On April 1, 2019, the Company completed the divestiture of its ASP business to Fortive Corporation for an aggregate value of approximately $2.8 billion, consisting of $2.7 billion of cash proceeds and $0.1 billion of retained net receivables. The Company recognized a pre-tax gain recorded in Other (income) expense, net, of approximately $2.0 billion.

On October 23, 2018, the Company entered into an agreement to acquire Ci:z Holdings Co., Ltd., (DR.CI:LABO) a Japanese company focused on the marketing, development and distribution of a broad range of dermocosmetic, cosmetic and skincare products for a total purchase price of approximately ¥230 billion, which equates to approximately $2.1 billion, using the exchange rate of 109.06 Japanese Yen to each U.S. Dollar on January 16, 2019. The acquisition was completed on January 17, 2019, through a series of transactions that included an all-cash tender offer to acquire the publicly held shares not already held by the Company for ¥5,900 per share. The Company previously held a 20% ownership in Ci:z Holdings Co., Ltd. As of June 2019, the Company became the legal owner of Ci:z Holdings with the completion of the tender offer procedure in Japan. The acquired company was then delisted from the Tokyo Stock Exchange. Additionally, in the fiscal first quarter of 2019, the Company recognized a pre-tax gain recorded in Other (income) expense, net, of approximately $0.3 billion related to the Company's previously held equity investment in Ci:z Holdings Co., Ltd.

The Company treated this transaction as a business combination and included it in the Consumer segment. On June 30, 2019, the fair value of the acquisition was allocated primarily to amortizable intangible assets for $1.5 billion, goodwill for $1.2 billion and liabilities assumed of $0.5 billion subject to any subsequent valuation adjustments within the measurement period. The adjustments made since the date of acquisition were $0.1 billion to the intangible assets with the offset to goodwill. The amortizable intangible assets were comprised of brand/trademarks and customer relationships with a weighted average life of 15.3 years. The goodwill
is primarily attributable to synergies expected to arise from the business acquisition and is not expected to be deductible for tax purposes.

During the fiscal third quarter of 2018, the Company accepted a binding offer to form a strategic collaboration with Jabil Inc., one of the world’s leading manufacturing services providers for health care products and technology products. The Company is expanding a 12-year relationship with Jabil to produce a range of products within the Ethicon Endo-Surgery and DePuy Synthes businesses.
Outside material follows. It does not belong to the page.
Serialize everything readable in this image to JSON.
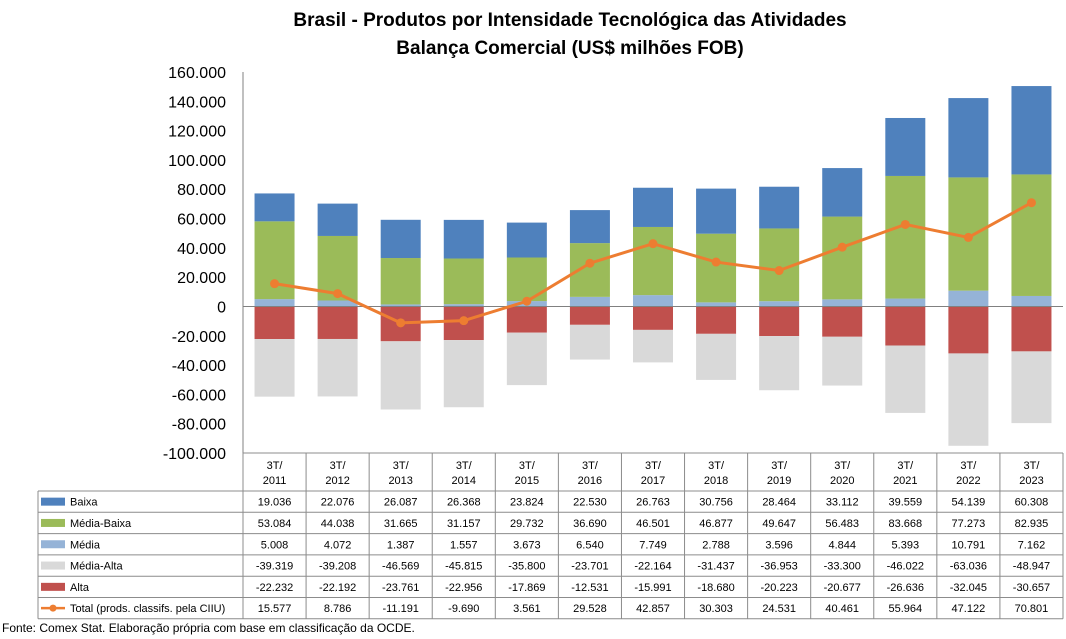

This transaction includes the transfer of employees and manufacturing sites. Certain manufacturing sites were transferred to Jabil in the first fiscal six months of 2019 and additional sites are expected to transfer in the remainder of 2019.  As of June 30, 2019, the assets held for sale on the Consolidated Balance Sheet were $0.2 billion of inventory. For additional details on the global supply chain restructuring see Note 12 to the Consolidated Financial Statements.

During the fiscal second quarter of 2018, the Company completed the acquisition BeneVir Biopharm, Inc. (BeneVir), a privately-held, biopharmaceutical company specializing in the development of oncolytic immunotherapies.

Additionally, during the fiscal second quarter of 2018, the Company completed the divestitures of NIZORAL®, PANCREASE® and VALCHLOR® products.